Dans son mot d’accueil, le Directeur général de l’IGEBU, Augustin Ngenzirabona, a indiqué que la compréhension de l’évolution des précipitations constitue un outil essentiel pour anticiper les aléas climatiques et soutenir une planification durable du développement.
Selon lui, l’étude présentée permet d’analyser les caractéristiques du bassin versant de la Rusizi, l’évolution de la pluviométrie ainsi que la corrélation entre les précipitations et les débits des rivières, notamment celui de la Nyamagana.

Les résultats devraient contribuer à améliorer la planification des activités agricoles et la gestion des risques liés aux inondations, aux glissements de terrain et aux périodes de sécheresse. Il a également salué l’appui du programme Dukingire Ibidukikije, qui a soutenu la réalisation de cette étude et le renforcement des capacités techniques et matérielles de l’IGEBU.

L’appui de l’Union Européenne à la résilience climatique

Prenant la parole au nom de la délégation de l’Union Européenne, Didier Carton, Premier Conseiller, a rappelé que l’étude s’inscrit dans le cadre du Programme Dukingire Ibidukikije, financé par l’Union Européenne à hauteur de 20 millions d’euros. Il a souligné l’importance stratégique des informations météorologiques dans la région du lac Tanganyika, où elles contribuent directement à la sécurité alimentaire, à la production énergétique et à la gestion durable des ressources naturelles.

Les prévisions climatiques permettent notamment aux agriculteurs d’adapter les périodes de plantation et de récolte en fonction des conditions météorologiques attendues. Dans le secteur énergétique, ces données facilitent la gestion de l’alimentation en eau des barrages hydroélectriques de la Ruzizi, essentiels à l’approvisionnement régional en électricité. Elles participent également à la planification des ressources hydriques pour les communautés locales et à la sécurisation des transports lacustres grâce à l’anticipation des conditions météorologiques défavorables.

Selon lui, le suivi climatique constitue également un outil clé pour prévenir les catastrophes naturelles, en permettant aux autorités de prendre des mesures préventives face aux fortes pluies susceptibles de provoquer des inondations ou des glissements de terrain.

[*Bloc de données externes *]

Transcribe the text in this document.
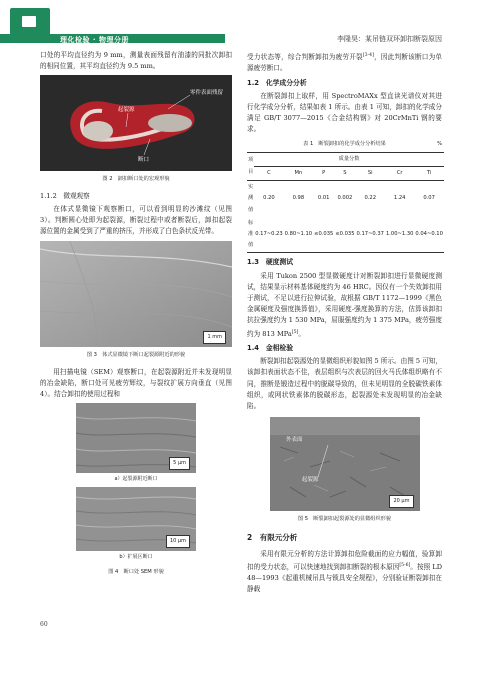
理化检验 · 物理分册	李隆昊：某吊链双环卸扣断裂原因

口处的平均直径约为 9 mm，测量表面残留有油漆的同批次卸扣的相同位置，其平均直径约为 9.5 mm。

零件表面残留
起裂源
断口
图 2　卸扣断口处的宏观形貌
1.1.2　微观观察

在体式显微镜下观察断口，可以看到明显的沙滩纹（见图 3）。判断圆心处即为起裂源，断裂过程中或者断裂后，卸扣起裂源位置的金属受到了严重的挤压，并形成了白色条状反光带。

1 mm
图 3　体式显微镜下断口起裂源附近的形貌

用扫描电镜（SEM）观察断口，在起裂源附近并未发现明显的冶金缺陷，断口处可见疲劳辉纹，与裂纹扩展方向垂直（见图 4）。结合卸扣的使用过程和

5 μm
a）起裂源附近断口
10 μm
b）扩展区断口
图 4　断口处 SEM 形貌

受力状态等，综合判断卸扣为疲劳开裂[3-4]，因此判断该断口为单源疲劳断口。

1.2　化学成分分析

在断裂卸扣上取样，用 SpectroMAXx 型直读光谱仪对其进行化学成分分析，结果如表 1 所示。由表 1 可知，卸扣的化学成分满足 GB/T 3077—2015《合金结构钢》对 20CrMnTi 钢的要求。

表 1　断裂卸扣的化学成分分析结果	%
项目	质量分数						
	C	Mn	P	S	Si	Cr	Ti
实测值	0.20	0.98	0.01	0.002	0.22	1.24	0.07
标准值	0.17~0.23	0.80~1.10	≤0.035	≤0.035	0.17~0.37	1.00~1.30	0.04~0.10
1.3　硬度测试

采用 Tukon 2500 型显微硬度计对断裂卸扣进行显微硬度测试，结果显示材料基体硬度约为 46 HRC。因仅有一个失效卸扣用于测试，不足以进行拉伸试验，故根据 GB/T 1172—1999《黑色金属硬度及强度换算值》，采用硬度-强度换算的方法，估算该卸扣抗拉强度约为 1 530 MPa，屈服强度约为 1 375 MPa，疲劳强度约为 813 MPa[5]。

1.4　金相检验

断裂卸扣起裂源处的显微组织形貌如图 5 所示。由图 5 可知，该卸扣表面状态不佳，表层组织与次表层的回火马氏体组织略有不同，推断是锻造过程中的脱碳导致的，但未见明显的全脱碳铁素体组织，或网状铁素体的脱碳形态，起裂源处未发现明显的冶金缺陷。

外表面
起裂源
20 μm
图 5　断裂卸扣起裂源处的显微组织形貌
2　有限元分析

采用有限元分析的方法计算卸扣危险截面的应力幅值，验算卸扣的受力状态，可以快速地找到卸扣断裂的根本原因[5-6]。按照 LD 48—1993《起重机械吊具与锁具安全规程》，分别验证断裂卸扣在静载

60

Il a ajouté que cette étude complète d’autres initiatives régionales soutenues par l’Union européenne en matière de gestion transfrontalière des ressources en eau et de résilience climatique.

Le changement climatique, un enjeu majeur pour le Burundi

Ouvrant officiellement l’atelier, Clément Ndikumasabo, Directeur général du Programme Environnement et Gestion durable des terres, a rappelé que le changement climatique représente aujourd’hui une menace croissante pour le développement socio-économique, y compris au Burundi.